Some contracts read like they were written by a committee that never set foot on a jobsite. Then a schedule slips, a sub walks, or the work fails inspection, and everyone reaches for the same page and sees something different. That’s when the real money starts burning.
Most construction disputes that end up in a Colorado courtroom trace back to the same hot spots: who gets paid, who stands behind the work, who carries the risk when something goes wrong, and how the parties can end the relationship when it stops working. If you are in need of legal assistance with a contract related issue, contact our Colorado Springs, CO commercial contract lawyer today.
Indemnification Clauses That Invite a Blame Game
Indemnification should answer one simple question: who pays when something goes wrong, and under what conditions. Many contracts leave that wide open, especially around performance failures.
Trouble shows up when indemnity language covers “any and all claims” without tying it to actual fault or performance. One side argues it covers nearly everything. The other argues it covers almost nothing. Good indemnity language should tie responsibility to specific conduct, specific parties, and specific types of loss, in plain words that match how risk actually flows on your projects.
Vague Performance Standards
Words like “industry standard,” “workmanlike,” or “high quality” sound fine in a pre-bid meeting. In a dispute, they often leave too much room for argument. One side says the work passes. The other says it fails. Both claim the contract.
Performance clauses work harder when they get specific. There should be measurable tolerances, reference-identified drawings and specifications, and clear timelines for correcting defects. If a superintendent cannot point to a line in the contract and explain it to a crew, the clause could invite a future lawsuit.

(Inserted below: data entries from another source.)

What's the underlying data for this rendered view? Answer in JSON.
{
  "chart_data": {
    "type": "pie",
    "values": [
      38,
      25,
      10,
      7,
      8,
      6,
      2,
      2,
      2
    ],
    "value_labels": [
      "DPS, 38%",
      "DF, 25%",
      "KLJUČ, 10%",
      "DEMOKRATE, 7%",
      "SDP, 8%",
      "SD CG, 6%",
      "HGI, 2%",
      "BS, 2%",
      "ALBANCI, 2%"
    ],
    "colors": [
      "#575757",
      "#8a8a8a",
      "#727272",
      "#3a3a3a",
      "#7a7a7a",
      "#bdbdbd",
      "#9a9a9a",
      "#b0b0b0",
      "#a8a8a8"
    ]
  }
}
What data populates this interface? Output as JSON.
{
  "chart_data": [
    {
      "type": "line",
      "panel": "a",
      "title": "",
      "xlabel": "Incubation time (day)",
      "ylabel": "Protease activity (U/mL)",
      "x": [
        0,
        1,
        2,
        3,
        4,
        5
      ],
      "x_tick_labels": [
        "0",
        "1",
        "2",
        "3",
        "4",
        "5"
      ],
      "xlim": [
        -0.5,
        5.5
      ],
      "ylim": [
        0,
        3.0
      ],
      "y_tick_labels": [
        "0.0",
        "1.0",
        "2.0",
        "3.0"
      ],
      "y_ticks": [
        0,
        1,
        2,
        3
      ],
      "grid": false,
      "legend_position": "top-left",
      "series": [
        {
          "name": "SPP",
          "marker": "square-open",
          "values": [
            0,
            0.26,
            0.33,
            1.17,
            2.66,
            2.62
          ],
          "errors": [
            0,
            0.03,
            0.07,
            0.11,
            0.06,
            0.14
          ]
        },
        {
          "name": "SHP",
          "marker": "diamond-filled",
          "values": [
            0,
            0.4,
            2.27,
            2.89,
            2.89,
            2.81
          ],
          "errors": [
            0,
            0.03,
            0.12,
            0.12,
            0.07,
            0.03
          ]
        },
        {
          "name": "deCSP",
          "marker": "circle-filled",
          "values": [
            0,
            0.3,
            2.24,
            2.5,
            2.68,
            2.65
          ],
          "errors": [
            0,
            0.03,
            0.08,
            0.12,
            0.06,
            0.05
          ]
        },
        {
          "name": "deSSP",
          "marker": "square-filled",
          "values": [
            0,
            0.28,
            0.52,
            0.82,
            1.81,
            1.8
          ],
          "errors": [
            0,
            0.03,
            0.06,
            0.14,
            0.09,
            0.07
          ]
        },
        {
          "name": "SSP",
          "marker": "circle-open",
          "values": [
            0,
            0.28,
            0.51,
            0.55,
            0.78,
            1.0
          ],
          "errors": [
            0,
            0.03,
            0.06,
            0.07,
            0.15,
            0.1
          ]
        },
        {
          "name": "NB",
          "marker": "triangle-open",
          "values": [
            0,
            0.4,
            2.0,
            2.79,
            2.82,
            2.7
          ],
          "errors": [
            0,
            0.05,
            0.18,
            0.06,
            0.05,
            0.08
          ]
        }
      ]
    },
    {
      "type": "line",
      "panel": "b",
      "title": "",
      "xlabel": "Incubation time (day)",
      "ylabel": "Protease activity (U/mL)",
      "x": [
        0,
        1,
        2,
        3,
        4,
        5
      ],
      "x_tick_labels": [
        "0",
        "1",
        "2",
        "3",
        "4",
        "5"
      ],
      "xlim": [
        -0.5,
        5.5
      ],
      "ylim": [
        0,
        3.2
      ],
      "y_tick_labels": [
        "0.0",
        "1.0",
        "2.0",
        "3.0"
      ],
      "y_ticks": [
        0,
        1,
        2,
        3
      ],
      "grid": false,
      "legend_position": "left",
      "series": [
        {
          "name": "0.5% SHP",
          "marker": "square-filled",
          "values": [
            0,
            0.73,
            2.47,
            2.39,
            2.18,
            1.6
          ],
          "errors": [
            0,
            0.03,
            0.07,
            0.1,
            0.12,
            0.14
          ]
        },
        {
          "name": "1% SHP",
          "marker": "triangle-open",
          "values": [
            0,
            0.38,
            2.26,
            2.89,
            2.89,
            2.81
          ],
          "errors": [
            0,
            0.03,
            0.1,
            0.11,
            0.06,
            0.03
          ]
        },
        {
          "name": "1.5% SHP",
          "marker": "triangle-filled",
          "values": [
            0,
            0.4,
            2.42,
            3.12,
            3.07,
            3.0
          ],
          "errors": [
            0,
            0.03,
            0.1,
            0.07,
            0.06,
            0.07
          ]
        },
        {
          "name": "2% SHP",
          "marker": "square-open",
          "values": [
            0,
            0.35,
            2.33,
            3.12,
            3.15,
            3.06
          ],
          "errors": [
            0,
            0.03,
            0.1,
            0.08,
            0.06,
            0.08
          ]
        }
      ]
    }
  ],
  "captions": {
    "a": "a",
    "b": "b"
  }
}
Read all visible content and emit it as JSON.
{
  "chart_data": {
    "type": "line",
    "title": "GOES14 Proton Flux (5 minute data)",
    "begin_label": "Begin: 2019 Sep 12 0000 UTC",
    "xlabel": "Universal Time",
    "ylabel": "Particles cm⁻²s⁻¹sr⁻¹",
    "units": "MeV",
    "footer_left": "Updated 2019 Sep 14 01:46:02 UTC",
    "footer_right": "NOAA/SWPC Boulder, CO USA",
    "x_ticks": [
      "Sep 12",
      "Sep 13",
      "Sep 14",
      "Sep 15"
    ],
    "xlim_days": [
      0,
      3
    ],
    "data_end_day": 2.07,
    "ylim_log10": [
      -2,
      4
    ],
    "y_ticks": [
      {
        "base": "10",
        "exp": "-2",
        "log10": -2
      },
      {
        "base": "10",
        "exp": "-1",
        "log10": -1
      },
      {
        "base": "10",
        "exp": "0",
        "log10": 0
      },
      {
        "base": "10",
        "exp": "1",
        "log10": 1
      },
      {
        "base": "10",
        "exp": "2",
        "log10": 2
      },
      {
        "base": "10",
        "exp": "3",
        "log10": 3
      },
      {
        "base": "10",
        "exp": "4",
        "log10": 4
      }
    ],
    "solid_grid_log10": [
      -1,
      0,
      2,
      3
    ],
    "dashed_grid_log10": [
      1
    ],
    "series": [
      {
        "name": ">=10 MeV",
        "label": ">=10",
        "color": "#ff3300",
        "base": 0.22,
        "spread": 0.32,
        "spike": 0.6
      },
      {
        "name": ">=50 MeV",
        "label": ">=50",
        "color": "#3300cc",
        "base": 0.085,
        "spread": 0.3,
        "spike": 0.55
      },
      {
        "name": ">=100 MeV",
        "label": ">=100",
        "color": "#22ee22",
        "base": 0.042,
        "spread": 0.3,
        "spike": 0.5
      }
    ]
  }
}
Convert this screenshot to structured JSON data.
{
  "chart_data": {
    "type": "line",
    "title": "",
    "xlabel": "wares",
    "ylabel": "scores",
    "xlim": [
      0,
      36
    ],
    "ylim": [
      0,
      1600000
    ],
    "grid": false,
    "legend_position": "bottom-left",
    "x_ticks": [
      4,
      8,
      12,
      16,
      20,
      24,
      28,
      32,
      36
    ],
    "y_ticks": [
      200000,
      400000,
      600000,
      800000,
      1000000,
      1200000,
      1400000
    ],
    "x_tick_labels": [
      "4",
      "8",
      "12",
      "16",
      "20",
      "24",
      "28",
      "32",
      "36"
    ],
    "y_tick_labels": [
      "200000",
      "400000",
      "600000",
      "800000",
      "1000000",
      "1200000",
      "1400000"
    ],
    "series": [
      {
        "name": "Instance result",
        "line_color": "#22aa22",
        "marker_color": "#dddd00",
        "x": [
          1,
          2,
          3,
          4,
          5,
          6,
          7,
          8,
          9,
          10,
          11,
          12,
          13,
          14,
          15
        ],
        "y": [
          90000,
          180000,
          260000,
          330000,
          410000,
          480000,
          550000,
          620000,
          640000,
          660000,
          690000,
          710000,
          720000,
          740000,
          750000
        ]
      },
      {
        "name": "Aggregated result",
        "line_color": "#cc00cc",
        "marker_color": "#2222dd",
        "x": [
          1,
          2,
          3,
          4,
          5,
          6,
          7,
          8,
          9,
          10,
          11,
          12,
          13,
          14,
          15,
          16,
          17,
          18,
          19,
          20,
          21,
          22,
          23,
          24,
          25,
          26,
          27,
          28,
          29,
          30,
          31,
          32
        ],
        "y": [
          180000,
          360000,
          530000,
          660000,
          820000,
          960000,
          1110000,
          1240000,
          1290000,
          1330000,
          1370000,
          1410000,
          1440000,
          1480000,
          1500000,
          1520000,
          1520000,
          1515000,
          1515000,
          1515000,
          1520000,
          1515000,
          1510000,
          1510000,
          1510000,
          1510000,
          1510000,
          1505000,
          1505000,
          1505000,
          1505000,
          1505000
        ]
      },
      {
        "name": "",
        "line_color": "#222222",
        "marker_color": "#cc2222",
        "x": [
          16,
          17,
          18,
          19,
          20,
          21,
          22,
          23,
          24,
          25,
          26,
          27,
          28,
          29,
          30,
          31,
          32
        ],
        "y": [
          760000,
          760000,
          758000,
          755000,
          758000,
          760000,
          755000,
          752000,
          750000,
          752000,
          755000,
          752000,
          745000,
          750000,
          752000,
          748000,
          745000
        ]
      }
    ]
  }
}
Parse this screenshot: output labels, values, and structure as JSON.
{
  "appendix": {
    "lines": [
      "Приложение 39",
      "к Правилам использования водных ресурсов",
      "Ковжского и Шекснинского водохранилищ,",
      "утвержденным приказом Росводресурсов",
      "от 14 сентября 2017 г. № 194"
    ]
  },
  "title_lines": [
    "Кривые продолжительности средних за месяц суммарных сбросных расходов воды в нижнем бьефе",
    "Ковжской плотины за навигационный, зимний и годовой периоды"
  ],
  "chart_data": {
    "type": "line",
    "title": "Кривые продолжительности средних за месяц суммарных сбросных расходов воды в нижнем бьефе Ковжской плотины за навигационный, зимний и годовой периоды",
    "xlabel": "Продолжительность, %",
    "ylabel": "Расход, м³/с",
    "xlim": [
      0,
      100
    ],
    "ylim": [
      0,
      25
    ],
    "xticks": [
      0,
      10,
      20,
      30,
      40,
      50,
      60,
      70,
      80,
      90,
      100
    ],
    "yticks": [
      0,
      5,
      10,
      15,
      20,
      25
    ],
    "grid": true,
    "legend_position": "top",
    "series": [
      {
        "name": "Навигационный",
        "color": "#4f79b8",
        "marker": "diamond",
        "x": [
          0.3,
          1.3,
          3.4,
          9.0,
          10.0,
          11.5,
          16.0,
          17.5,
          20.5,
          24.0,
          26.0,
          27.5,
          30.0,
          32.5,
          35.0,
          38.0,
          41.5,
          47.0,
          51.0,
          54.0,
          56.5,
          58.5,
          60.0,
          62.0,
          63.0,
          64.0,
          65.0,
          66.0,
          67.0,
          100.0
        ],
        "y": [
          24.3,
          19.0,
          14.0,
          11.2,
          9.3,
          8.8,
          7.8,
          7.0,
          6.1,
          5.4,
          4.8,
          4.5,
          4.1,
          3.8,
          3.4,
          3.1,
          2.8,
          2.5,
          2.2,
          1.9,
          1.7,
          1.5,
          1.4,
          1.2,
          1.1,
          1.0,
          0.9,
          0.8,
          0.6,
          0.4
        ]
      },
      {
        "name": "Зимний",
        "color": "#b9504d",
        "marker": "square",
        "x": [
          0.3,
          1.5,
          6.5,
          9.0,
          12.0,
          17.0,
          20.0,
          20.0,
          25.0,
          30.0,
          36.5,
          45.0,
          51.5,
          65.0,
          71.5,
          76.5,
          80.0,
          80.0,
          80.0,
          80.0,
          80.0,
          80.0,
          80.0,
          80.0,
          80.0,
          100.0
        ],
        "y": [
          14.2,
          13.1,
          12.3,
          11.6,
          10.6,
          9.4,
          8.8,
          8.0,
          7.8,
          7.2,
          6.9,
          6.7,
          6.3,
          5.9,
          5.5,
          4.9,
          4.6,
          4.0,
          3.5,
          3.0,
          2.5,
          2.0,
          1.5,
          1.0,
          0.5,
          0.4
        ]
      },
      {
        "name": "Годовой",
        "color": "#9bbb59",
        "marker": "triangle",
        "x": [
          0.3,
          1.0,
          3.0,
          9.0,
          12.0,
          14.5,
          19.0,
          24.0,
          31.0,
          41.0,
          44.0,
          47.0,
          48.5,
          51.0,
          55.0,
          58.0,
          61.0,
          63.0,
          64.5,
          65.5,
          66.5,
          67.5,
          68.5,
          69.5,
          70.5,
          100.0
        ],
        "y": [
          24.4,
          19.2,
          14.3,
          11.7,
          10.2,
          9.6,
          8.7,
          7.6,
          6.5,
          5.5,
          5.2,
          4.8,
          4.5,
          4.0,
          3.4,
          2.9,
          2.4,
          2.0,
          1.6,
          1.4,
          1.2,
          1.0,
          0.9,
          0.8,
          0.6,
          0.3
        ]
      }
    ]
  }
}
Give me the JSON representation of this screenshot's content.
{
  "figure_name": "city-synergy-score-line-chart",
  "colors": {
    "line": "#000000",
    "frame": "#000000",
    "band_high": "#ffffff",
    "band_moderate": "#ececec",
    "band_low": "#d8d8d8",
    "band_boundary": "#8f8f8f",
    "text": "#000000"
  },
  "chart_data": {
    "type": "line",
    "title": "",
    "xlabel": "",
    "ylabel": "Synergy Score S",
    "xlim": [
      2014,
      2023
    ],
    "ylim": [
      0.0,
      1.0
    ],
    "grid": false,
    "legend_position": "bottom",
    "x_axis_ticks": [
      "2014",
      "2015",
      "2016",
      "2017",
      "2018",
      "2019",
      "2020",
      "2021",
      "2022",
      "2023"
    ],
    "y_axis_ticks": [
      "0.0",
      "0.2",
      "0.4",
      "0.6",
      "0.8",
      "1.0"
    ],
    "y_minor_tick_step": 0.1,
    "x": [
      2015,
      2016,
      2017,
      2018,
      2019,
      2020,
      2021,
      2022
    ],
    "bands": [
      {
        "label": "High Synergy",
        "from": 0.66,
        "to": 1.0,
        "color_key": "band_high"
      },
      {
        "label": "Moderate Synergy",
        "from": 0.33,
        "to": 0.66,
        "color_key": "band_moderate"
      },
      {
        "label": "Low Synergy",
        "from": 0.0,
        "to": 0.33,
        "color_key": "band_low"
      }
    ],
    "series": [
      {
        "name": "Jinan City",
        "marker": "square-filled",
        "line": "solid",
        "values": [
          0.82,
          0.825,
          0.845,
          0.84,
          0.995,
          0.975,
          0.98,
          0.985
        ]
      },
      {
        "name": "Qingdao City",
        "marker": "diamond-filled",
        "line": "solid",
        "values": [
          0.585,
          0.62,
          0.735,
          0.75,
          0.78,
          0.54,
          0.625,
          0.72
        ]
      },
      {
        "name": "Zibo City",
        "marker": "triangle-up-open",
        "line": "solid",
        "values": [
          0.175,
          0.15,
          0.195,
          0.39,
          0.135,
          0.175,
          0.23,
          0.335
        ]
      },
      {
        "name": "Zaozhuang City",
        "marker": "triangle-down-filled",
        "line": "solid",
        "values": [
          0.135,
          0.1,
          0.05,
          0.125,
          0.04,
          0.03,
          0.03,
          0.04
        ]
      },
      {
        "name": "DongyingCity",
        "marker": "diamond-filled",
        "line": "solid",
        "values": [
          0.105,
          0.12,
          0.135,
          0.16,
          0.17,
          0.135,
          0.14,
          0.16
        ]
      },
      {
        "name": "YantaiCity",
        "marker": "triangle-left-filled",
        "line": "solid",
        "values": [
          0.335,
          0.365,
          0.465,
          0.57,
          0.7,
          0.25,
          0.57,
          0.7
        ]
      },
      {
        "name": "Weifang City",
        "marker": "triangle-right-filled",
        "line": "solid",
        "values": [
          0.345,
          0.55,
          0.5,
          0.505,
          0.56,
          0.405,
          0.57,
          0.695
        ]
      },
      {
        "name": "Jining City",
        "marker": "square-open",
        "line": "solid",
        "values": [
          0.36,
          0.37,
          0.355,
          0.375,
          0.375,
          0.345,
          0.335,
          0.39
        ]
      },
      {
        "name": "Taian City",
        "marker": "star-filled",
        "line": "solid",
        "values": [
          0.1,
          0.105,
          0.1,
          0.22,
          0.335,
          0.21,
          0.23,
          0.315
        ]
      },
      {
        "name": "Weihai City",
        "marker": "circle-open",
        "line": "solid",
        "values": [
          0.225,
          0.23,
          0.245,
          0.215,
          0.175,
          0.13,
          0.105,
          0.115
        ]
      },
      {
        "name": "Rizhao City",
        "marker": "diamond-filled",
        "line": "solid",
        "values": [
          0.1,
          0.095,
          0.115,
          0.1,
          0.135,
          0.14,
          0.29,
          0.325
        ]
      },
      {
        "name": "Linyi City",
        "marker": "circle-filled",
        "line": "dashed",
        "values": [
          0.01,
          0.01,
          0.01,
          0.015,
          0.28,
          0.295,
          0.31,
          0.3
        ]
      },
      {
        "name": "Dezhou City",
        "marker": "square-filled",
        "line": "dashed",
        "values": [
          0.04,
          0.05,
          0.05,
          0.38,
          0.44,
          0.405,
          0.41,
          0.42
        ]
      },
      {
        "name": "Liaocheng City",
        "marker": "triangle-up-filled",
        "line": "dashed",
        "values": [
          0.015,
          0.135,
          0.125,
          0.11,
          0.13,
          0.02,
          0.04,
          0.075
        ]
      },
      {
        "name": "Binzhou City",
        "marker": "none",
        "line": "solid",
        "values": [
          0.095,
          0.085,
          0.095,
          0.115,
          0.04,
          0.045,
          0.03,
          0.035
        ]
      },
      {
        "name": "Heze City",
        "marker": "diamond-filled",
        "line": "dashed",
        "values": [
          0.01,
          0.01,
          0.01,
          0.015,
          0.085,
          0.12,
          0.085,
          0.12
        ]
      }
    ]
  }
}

Termination Provisions That Light the Fuse
Termination rights are an important escape route for projects. Poor drafting can turn a bad situation into open warfare. Problems often spike when the contract says a party may terminate for “cause” without defining that word, or when notice and cure steps sit in vague, one-line bullets.
A tighter provision may include spelling out examples of “cause,” requiring written notice that describes the problem, setting a specific cure period in days, and explaining what happens if the problem continues. The goal of that level of clarity is to encourage people to resolve issues before they reach termination.
Call When the Stakes Are Real
If your next project contract has a lot riding on it, you deserve language that reflects that reality. Volpe Law LLC works with owners, contractors, and trades who live with real risk on every job. Call 720-770-3457 to talk through your contracts before they become exhibits in someone else’s lawsuit.
Problematic Contract Clauses FAQ
What contract clauses in construction end up in court most often?
Indemnification provisions, performance standards, change order language, and termination clauses appear in disputes on a regular basis. These sections shift money, schedule, and responsibility, so unclear wording there tends to trigger claims and litigation.
How specific should performance standards be in a construction contract?
They should use measurable, project-specific details. Reference identified plans and specs, set tolerances where possible, and include concrete deadlines for completing and correcting work. The goal is for a foreman to read the clause and apply it on site without guesswork.
When should I ask a lawyer to review a construction contract?
Bring in a lawyer before you sign, especially when the project carries significant dollars, tight deadlines, or unusual risk. Target key sections, including scope, indemnity, insurance, schedule, change orders, and termination, to ensure the review focuses on the clauses most likely to spark a dispute.